Olswang is in the market for a merger, The Lawyer can reveal.
Chief executive Paul Stevens is understood to have outlined plans for a potential merger at the partnership conference in January.
Sources close to the firm said Olswang was “in talks” with a number of firms including Bird & Bird and Simmons & Simmons, though an insider speculated an unknown US firm was also a possible target.
A merger with Bird & Bird or Simmons would classify as a takeover, with both firms’ revenue and headcount dwarfing Olswang’s.
Stevens is understood to be spearheading the plans, which were first considered last year but have been revived in the last month, according to an insider.
One source said Stevens was pursuing a strategy of becoming leaner and more international in an attempt to attract a merger partner.
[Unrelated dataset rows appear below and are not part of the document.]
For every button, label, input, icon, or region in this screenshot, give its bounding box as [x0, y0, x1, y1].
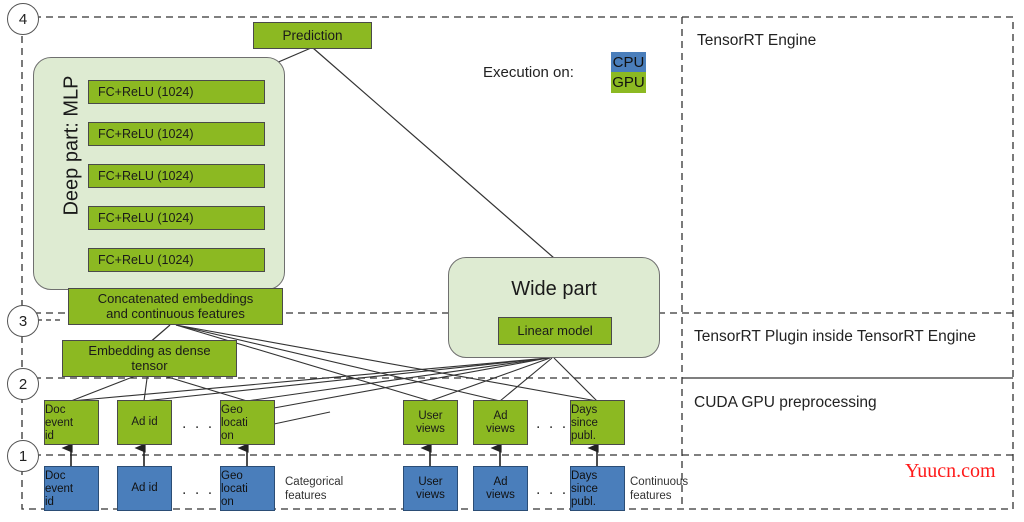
step-4-label: 4 — [18, 10, 28, 28]
feature-line: publ. — [571, 429, 596, 442]
legend-cpu-swatch: CPU — [611, 52, 646, 73]
feature-line: Ad id — [131, 482, 158, 495]
feature-line: event — [45, 417, 74, 430]
region-label-tensorrt-engine: TensorRT Engine — [697, 32, 817, 49]
cpu-feature-days-since-publ[interactable]: Days since publ. — [570, 466, 625, 511]
feature-line: id — [45, 429, 54, 442]
legend-gpu-label: GPU — [612, 74, 645, 91]
step-1-label: 1 — [18, 447, 28, 465]
cpu-feature-ad-views[interactable]: Ad views — [473, 466, 528, 511]
deep-part-label: Deep part: MLP — [60, 75, 83, 216]
step-marker-2: 2 — [7, 368, 39, 400]
continuous-gpu-ellipsis: . . . — [536, 415, 569, 432]
feature-line: Geo — [221, 404, 243, 417]
concat-line-1: Concatenated embeddings — [97, 290, 254, 306]
step-3-label: 3 — [18, 312, 28, 330]
diagram-canvas: 4 3 2 1 TensorRT Engine TensorRT Plugin … — [0, 0, 1024, 522]
embedding-line-1: Embedding as dense — [88, 342, 211, 358]
legend-cpu-label: CPU — [612, 54, 645, 71]
feature-line: Geo — [221, 470, 243, 483]
step-2-label: 2 — [18, 375, 28, 393]
feature-line: Ad — [493, 409, 508, 422]
prediction-node[interactable]: Prediction — [253, 22, 372, 49]
fc-layer-3[interactable]: FC+ReLU (1024) — [88, 164, 265, 188]
cpu-feature-geo-location[interactable]: Geo locati on — [220, 466, 275, 511]
cpu-feature-doc-event-id[interactable]: Doc event id — [44, 466, 99, 511]
continuous-features-label: Continuous features — [630, 475, 688, 504]
embedding-line-2: tensor — [131, 357, 168, 373]
watermark: Yuucn.com — [905, 460, 996, 482]
feature-line: locati — [221, 417, 248, 430]
feature-line: event — [45, 483, 74, 496]
gpu-feature-geo-location[interactable]: Geo locati on — [220, 400, 275, 445]
embedding-dense-tensor-node[interactable]: Embedding as dense tensor — [62, 340, 237, 377]
feature-line: Ad id — [131, 416, 158, 429]
step-marker-1: 1 — [7, 440, 39, 472]
gpu-feature-ad-id[interactable]: Ad id — [117, 400, 172, 445]
feature-line: since — [571, 417, 598, 430]
gpu-feature-user-views[interactable]: User views — [403, 400, 458, 445]
continuous-label-line-2: features — [630, 490, 672, 503]
feature-line: on — [221, 495, 234, 508]
feature-line: locati — [221, 483, 248, 496]
fc-layer-1[interactable]: FC+ReLU (1024) — [88, 80, 265, 104]
categorical-gpu-ellipsis: . . . — [182, 415, 215, 432]
concat-line-2: and continuous features — [106, 305, 245, 321]
feature-line: publ. — [571, 495, 596, 508]
fc-layer-4[interactable]: FC+ReLU (1024) — [88, 206, 265, 230]
step-marker-4: 4 — [7, 3, 39, 35]
step-marker-3: 3 — [7, 305, 39, 337]
linear-model-node[interactable]: Linear model — [498, 317, 612, 345]
gpu-feature-doc-event-id[interactable]: Doc event id — [44, 400, 99, 445]
feature-line: on — [221, 429, 234, 442]
fc-layer-2[interactable]: FC+ReLU (1024) — [88, 122, 265, 146]
feature-line: views — [486, 422, 515, 435]
categorical-cpu-ellipsis: . . . — [182, 481, 215, 498]
concatenated-embeddings-node[interactable]: Concatenated embeddings and continuous f… — [68, 288, 283, 325]
categorical-label-line-1: Categorical — [285, 476, 344, 488]
feature-line: views — [486, 488, 515, 501]
feature-line: views — [416, 422, 445, 435]
legend-gpu-swatch: GPU — [611, 72, 646, 93]
cpu-feature-user-views[interactable]: User views — [403, 466, 458, 511]
gpu-feature-days-since-publ[interactable]: Days since publ. — [570, 400, 625, 445]
feature-line: Doc — [45, 404, 66, 417]
feature-line: User — [418, 409, 443, 422]
feature-line: User — [418, 475, 443, 488]
feature-line: Ad — [493, 475, 508, 488]
continuous-label-line-1: Continuous — [630, 476, 689, 488]
feature-line: Days — [571, 404, 598, 417]
execution-legend-title: Execution on: — [483, 64, 574, 81]
feature-line: since — [571, 483, 598, 496]
cpu-feature-ad-id[interactable]: Ad id — [117, 466, 172, 511]
feature-line: id — [45, 495, 54, 508]
feature-line: Doc — [45, 470, 66, 483]
continuous-cpu-ellipsis: . . . — [536, 481, 569, 498]
gpu-feature-ad-views[interactable]: Ad views — [473, 400, 528, 445]
fc-layer-5[interactable]: FC+ReLU (1024) — [88, 248, 265, 272]
region-label-tensorrt-plugin: TensorRT Plugin inside TensorRT Engine — [694, 328, 977, 345]
feature-line: views — [416, 488, 445, 501]
region-label-cuda-preprocessing: CUDA GPU preprocessing — [694, 394, 877, 411]
feature-line: Days — [571, 470, 598, 483]
categorical-label-line-2: features — [285, 490, 327, 503]
categorical-features-label: Categorical features — [285, 475, 343, 504]
wide-part-label: Wide part — [511, 278, 597, 300]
The decision to merge would follow a year of turbulence and senior exits at the media and technology firm.
Speculation about a merger first hit the headlines following the sudden exit of former CEO David Stewart in October 2014, mid-way through his second three-year term, followed by the successive departures of most of his management team.
Head of strategic development Nigel Rea left to join Lexis Nexis, business development and marketing director Michelle Elstein exited for Morrison & Foerster, general counsel Simon Callendar joined Addleshaw Goddard and veteran HR director Ffion Griffith left for a non-legal position.
The firm also closed in Berlin late last year when its entire 50-lawyer team, including 13 equity partners, decamped for Greenberg Traurig after an announcement that the office was “decoupling” to focus on TMT.
Olswang turned over £126.7m in 2014/15, up 7.7 per cent on the previous year, while average profit per equity partner remained unchanged at £490,000.
A tie-up with Bird & Bird would create a £385m firm across more than 30 offices and with around 1,500 lawyers worldwide.
Meanwhile a merger with Simmons & Simmons would create a £416m firm with around 1,000 lawyers across offices in the UK, Europe, Asia and the Middle East.
A spokesperson for Olswang said: “We are not engaged in a merger. Like other firms, we keep our strategy under review in the light of changing market conditions, and it appears this is the basis for this rumour.”
Bird & Bird did not respond to requests for comment. Simmons’ senior partner Colin Passmore declined to comment.